Jonathan foi me buscar, e sinto que ficou feliz em ver que eu não estava mais hiperativo. 
— Como foi? - perguntou. 
— Normal. - eu nunca respondia nada além disso. 
—Como estão os bebês? 
Pensei naquelas coisinhas gordinhas se arrastando pela casa e meu humor se elevou um pouco.
— Bem. Engatinhando. 
— Como você tava lá? 
Dei de ombros. 
— Agitado. 
— Eles te trataram bem? 
— Sim. 
Deitei a cabeça no vidro e adormeci rápido. Não queria conversar, estava exausto.

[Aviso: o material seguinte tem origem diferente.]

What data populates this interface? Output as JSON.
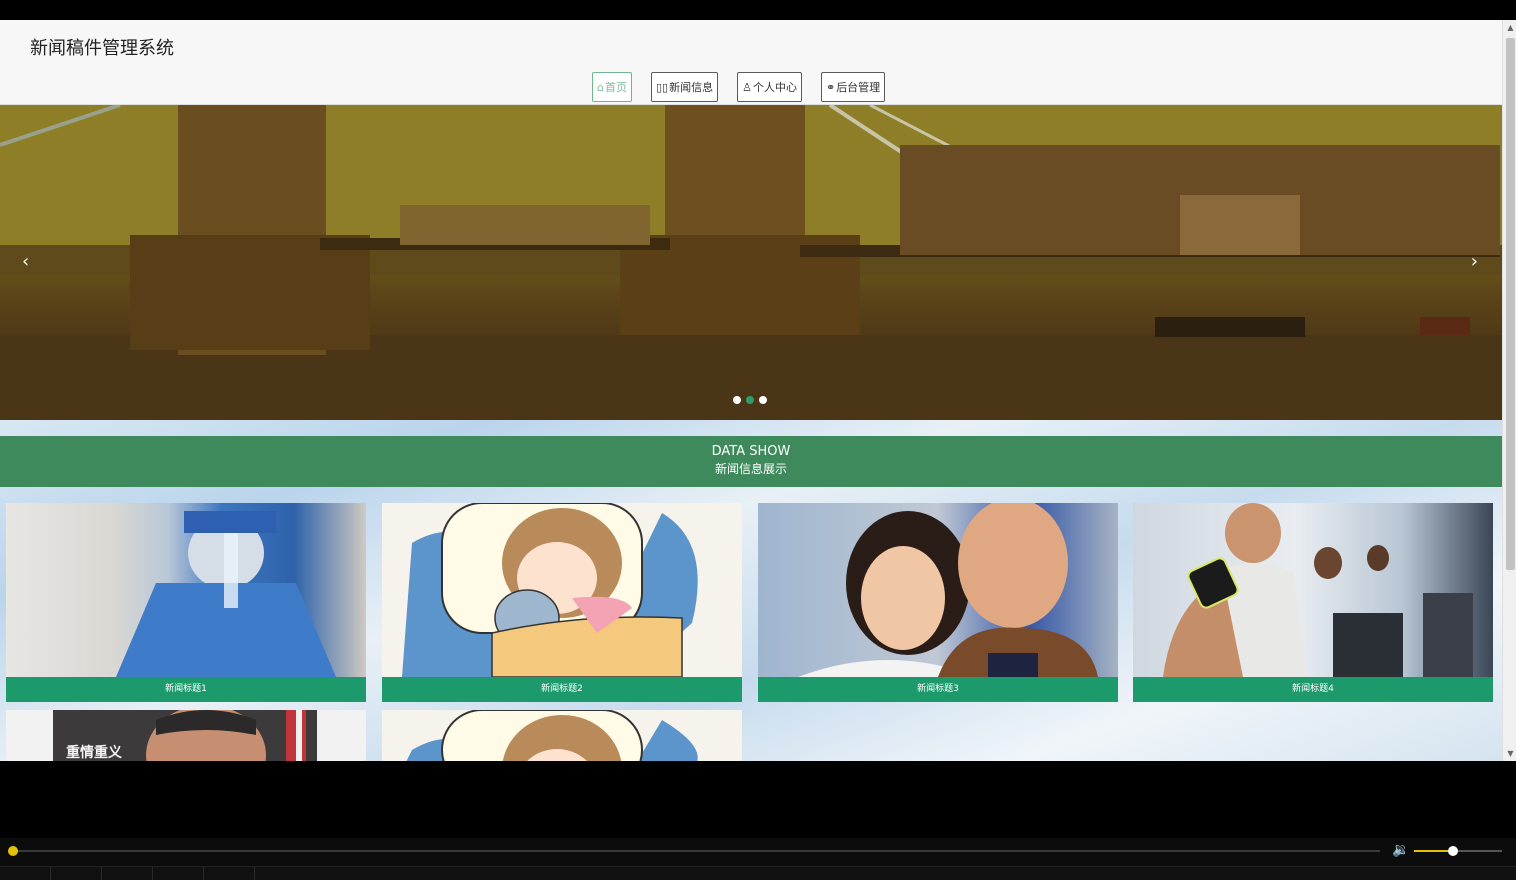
{
  "site": {
    "title": "新闻稿件管理系统"
  },
  "nav": [
    {
      "icon": "home-icon",
      "glyph": "⌂",
      "label": "首页",
      "active": true
    },
    {
      "icon": "news-icon",
      "glyph": "▯▯",
      "label": "新闻信息",
      "active": false
    },
    {
      "icon": "user-icon",
      "glyph": "♙",
      "label": "个人中心",
      "active": false
    },
    {
      "icon": "link-icon",
      "glyph": "⚭",
      "label": "后台管理",
      "active": false
    }
  ],
  "carousel": {
    "prev": "‹",
    "next": "›",
    "slide_count": 3,
    "active_index": 1
  },
  "section": {
    "title_en": "DATA SHOW",
    "title_cn": "新闻信息展示"
  },
  "news": [
    {
      "caption": "新闻标题1"
    },
    {
      "caption": "新闻标题2"
    },
    {
      "caption": "新闻标题3"
    },
    {
      "caption": "新闻标题4"
    },
    {
      "caption": "",
      "image_text": "重情重义"
    },
    {
      "caption": ""
    }
  ],
  "colors": {
    "accent": "#3f8a5d",
    "caption": "#1d9a6c",
    "player_accent": "#e6c10c"
  },
  "player": {
    "progress": 0.0,
    "volume": 0.44
  }
}
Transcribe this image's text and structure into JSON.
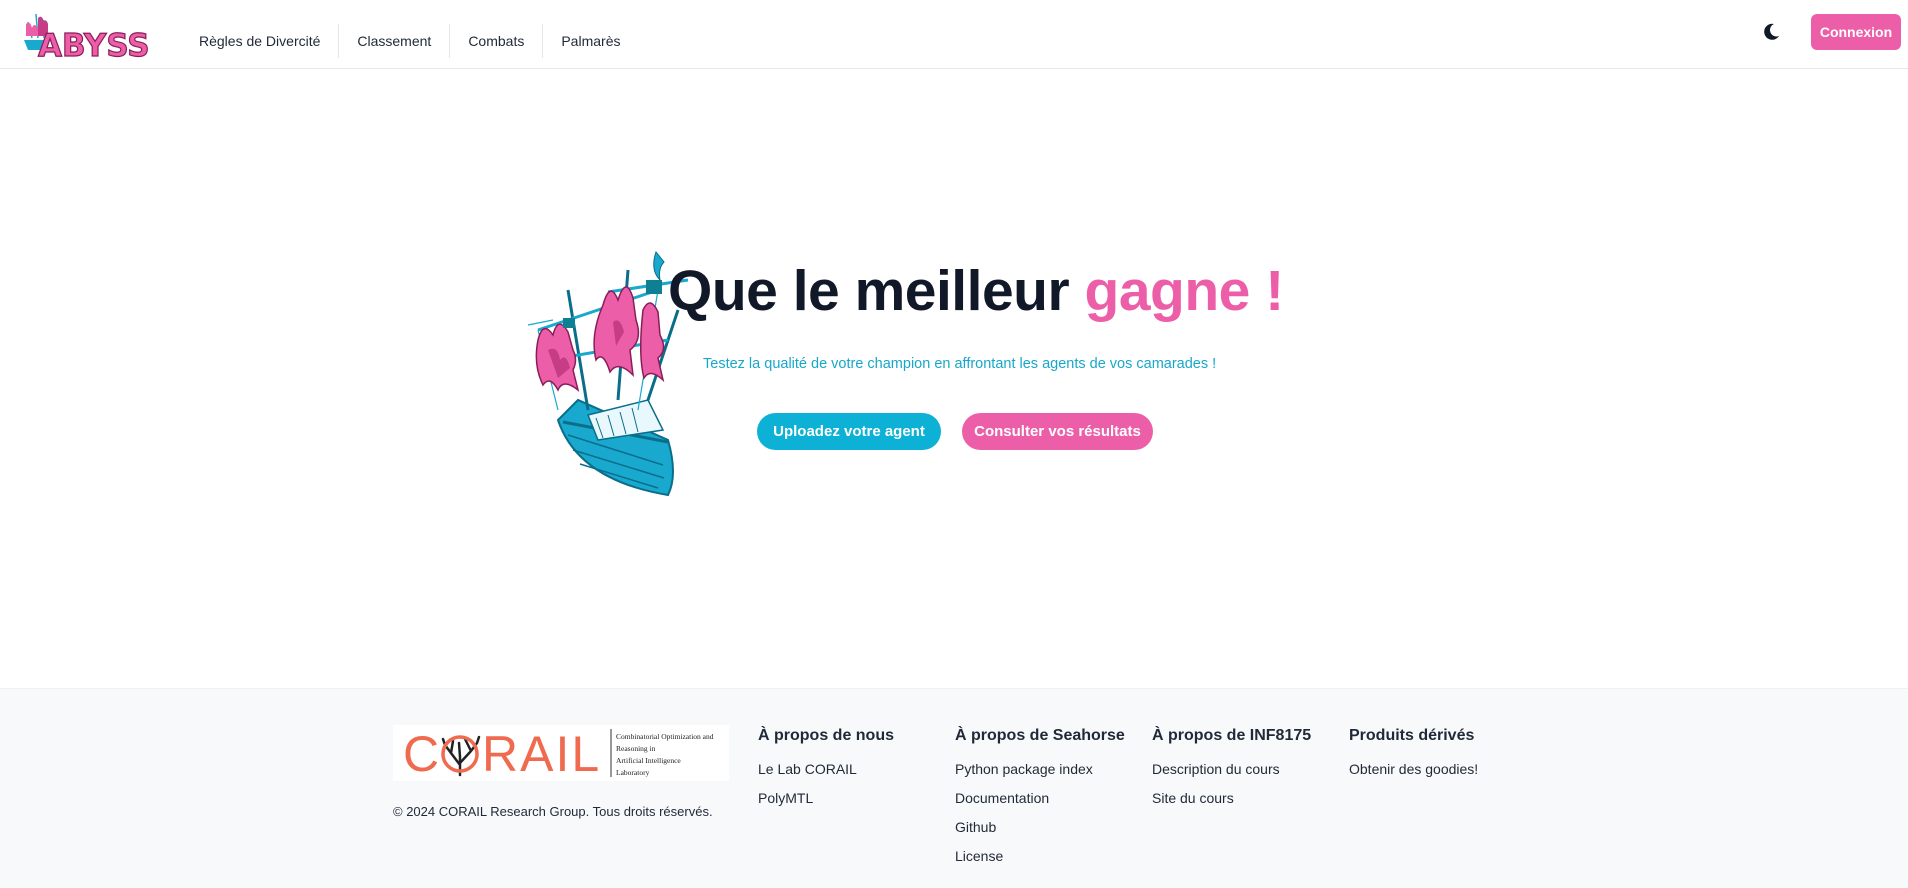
{
  "header": {
    "logo_text": "ABYSS",
    "nav": [
      {
        "label": "Règles de Divercité"
      },
      {
        "label": "Classement"
      },
      {
        "label": "Combats"
      },
      {
        "label": "Palmarès"
      }
    ],
    "theme_icon": "moon-icon",
    "login_label": "Connexion"
  },
  "hero": {
    "title_main": "Que le meilleur ",
    "title_accent": "gagne !",
    "subtitle": "Testez la qualité de votre champion en affrontant les agents de vos camarades !",
    "upload_label": "Uploadez votre agent",
    "results_label": "Consulter vos résultats"
  },
  "footer": {
    "corail_logo": {
      "word": "CORAIL",
      "lines": [
        "Combinatorial Optimization and",
        "Reasoning in",
        "Artificial Intelligence",
        "Laboratory"
      ]
    },
    "copyright": "© 2024 CORAIL Research Group. Tous droits réservés.",
    "columns": [
      {
        "title": "À propos de nous",
        "links": [
          "Le Lab CORAIL",
          "PolyMTL"
        ]
      },
      {
        "title": "À propos de Seahorse",
        "links": [
          "Python package index",
          "Documentation",
          "Github",
          "License"
        ]
      },
      {
        "title": "À propos de INF8175",
        "links": [
          "Description du cours",
          "Site du cours"
        ]
      },
      {
        "title": "Produits dérivés",
        "links": [
          "Obtenir des goodies!"
        ]
      }
    ]
  },
  "colors": {
    "pink": "#ec5fa8",
    "cyan": "#0db1d6",
    "dark": "#111827"
  }
}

Cheguei em casa e Gabriel estava em meu quarto me esperando. Ele vinha me ver quase todo dia, mas depois da briga que tivemos, Rosana começou a desaprovar as visitas dele. Mesmo assim, deixava ele entrar. 
— Dia bom? - perguntou, provavelmente por eu estar quieto.
—Dia ruim. - respondi, me jogando na cama. - Fiquei duas noites sem dormir, preciso de sono. 
— Precisa. Sua mãe ta estranha comigo. 
— É, eu sei.
— Quer jogar video game? 
— Não. Quero dormir. Amanhã tem escola.
— Eu sei. Posso dormir aqui? É muito mais perto, e ta tarde.
— Não sei se a Rosana vai deixar. 
— Ela nem vai reparar. 
Eu sabia que era verdade. Quando Jon chegava, ela dava boa noite pra ele e ia dormir. Às vezes ela vinha no meu quarto, falava uma coisa ou outra, mas era raridade. Hoje ela não veio, então Gabriel dormiu na cama de baixo. 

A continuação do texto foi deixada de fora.